Pop Culture References

King Kong, as well as the series of films featuring him, have been featured many times in popular culture outside of the films themselves, in forms ranging from straight copies to parodies and joke references, and in media from comics to video games.

An animated King Kong appears in The Beatles' 1968 movie Yellow Submarine, and The Simpsons spoofed King Kong during a segment of their "Treehouse of Horror III" Halloween episode, in which Homer was Kong. It ends with him marrying Marge and eating her father. King Kong appears among the good guys in an episode of South Park in the episode "Imaginationland". The British Comedy TV Show The Goodies made an episode called Kitten Kong, in which a giant cat called Twinkle roams the streets of London, knocking over The British Telecom Tower.

A science fiction short story, Andrew Fox's "The Man Who Would be Kong", is about an old man with memories of having starred — as Kong himself — in the 1933 film.

The controversial World War II Dutch resistance fighter Christiaan Lindemans — eventually arrested on suspicion of having betrayed secrets to the Nazis — was nicknamed "King Kong" due to his being exceptionally tall. Among some older Dutch people, the name "King Kong" is still often associated with him rather than with the fictional ape.

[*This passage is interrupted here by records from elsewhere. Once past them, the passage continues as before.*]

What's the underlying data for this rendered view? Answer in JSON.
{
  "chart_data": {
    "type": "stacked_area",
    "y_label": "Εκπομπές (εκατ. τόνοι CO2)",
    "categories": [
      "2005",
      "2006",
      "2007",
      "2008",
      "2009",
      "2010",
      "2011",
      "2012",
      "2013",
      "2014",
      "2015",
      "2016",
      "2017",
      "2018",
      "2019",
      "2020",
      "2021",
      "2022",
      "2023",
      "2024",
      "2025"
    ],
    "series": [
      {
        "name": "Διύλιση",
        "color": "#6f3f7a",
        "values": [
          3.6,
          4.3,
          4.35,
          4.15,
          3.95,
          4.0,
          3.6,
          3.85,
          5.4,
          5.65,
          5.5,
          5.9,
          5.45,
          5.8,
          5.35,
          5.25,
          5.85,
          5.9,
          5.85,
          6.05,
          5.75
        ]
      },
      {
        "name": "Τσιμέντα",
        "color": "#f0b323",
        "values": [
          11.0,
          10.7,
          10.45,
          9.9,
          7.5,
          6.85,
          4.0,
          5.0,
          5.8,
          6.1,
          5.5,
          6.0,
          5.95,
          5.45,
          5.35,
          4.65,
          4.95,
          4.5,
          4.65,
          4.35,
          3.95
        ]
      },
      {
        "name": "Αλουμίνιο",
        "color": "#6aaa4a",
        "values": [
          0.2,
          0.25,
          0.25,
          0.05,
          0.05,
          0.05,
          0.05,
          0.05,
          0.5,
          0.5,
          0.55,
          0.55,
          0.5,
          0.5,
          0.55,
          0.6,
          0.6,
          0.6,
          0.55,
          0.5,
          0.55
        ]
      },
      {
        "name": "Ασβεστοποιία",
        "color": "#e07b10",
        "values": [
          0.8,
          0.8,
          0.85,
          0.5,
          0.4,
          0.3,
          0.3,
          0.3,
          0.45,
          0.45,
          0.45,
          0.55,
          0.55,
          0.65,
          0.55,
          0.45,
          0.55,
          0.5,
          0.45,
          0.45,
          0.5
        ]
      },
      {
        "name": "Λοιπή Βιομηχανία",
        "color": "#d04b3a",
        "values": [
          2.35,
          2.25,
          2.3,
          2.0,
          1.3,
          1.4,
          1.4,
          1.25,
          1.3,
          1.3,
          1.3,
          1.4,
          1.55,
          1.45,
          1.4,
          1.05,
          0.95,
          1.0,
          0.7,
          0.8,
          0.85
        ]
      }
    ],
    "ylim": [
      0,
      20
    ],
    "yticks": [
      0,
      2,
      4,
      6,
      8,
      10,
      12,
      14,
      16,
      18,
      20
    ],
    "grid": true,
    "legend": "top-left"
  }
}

Hollywood Undead band member Daniel Alvarez, AKA 'Funny Man', is nicknamed King Kong, and is widely known by that name by many of the bands fans.

Frank Zappa and The Mothers of Invention recorded an instrumental about "King Kong" in 1967 and featured it on the album Uncle Meat. Zappa went on to make many other versions of the song on albums such as Make A Jazz Noise Here, You Can't Do That on Stage Anymore, Vol. 3, Ahead Of Their Time, and Beat the Boots. He claims that the song is "a story of a very large gorilla. He was doing o.k. until some Americans came by and thought that they would take him home with them. They took him to the United States and they made some money by using the gorilla...then they killed him."

In 1972, a 550 centimetres (18.0 ft) fiberglass statue of King Kong was erected in Birmingham, England.

The Kinks recorded a single named "King Kong"

Filk Music artists Ookla the Mok's "Song of Kong", which explores the reasons why King Kong and Godzilla shouldn't be roommates, appears on their 2001 record Smell No Evil.

In the fifth episode of the second season of the British television series Misfits, a man named Bruno scales a building in a gorilla costume, possibly referencing the famous scene where King Kong climbs the Empire State Building. It is later revealed that he is actually a gorilla, further strengthening the connection.

In Lego Batman 2: DC Super Heroes, a trophy named Gorilla Thriller is achieved when you ride a gorilla using a female character and you use that gorilla to climb up the tallest building in Gotham City, which is a direct reference to the final scene of the movie.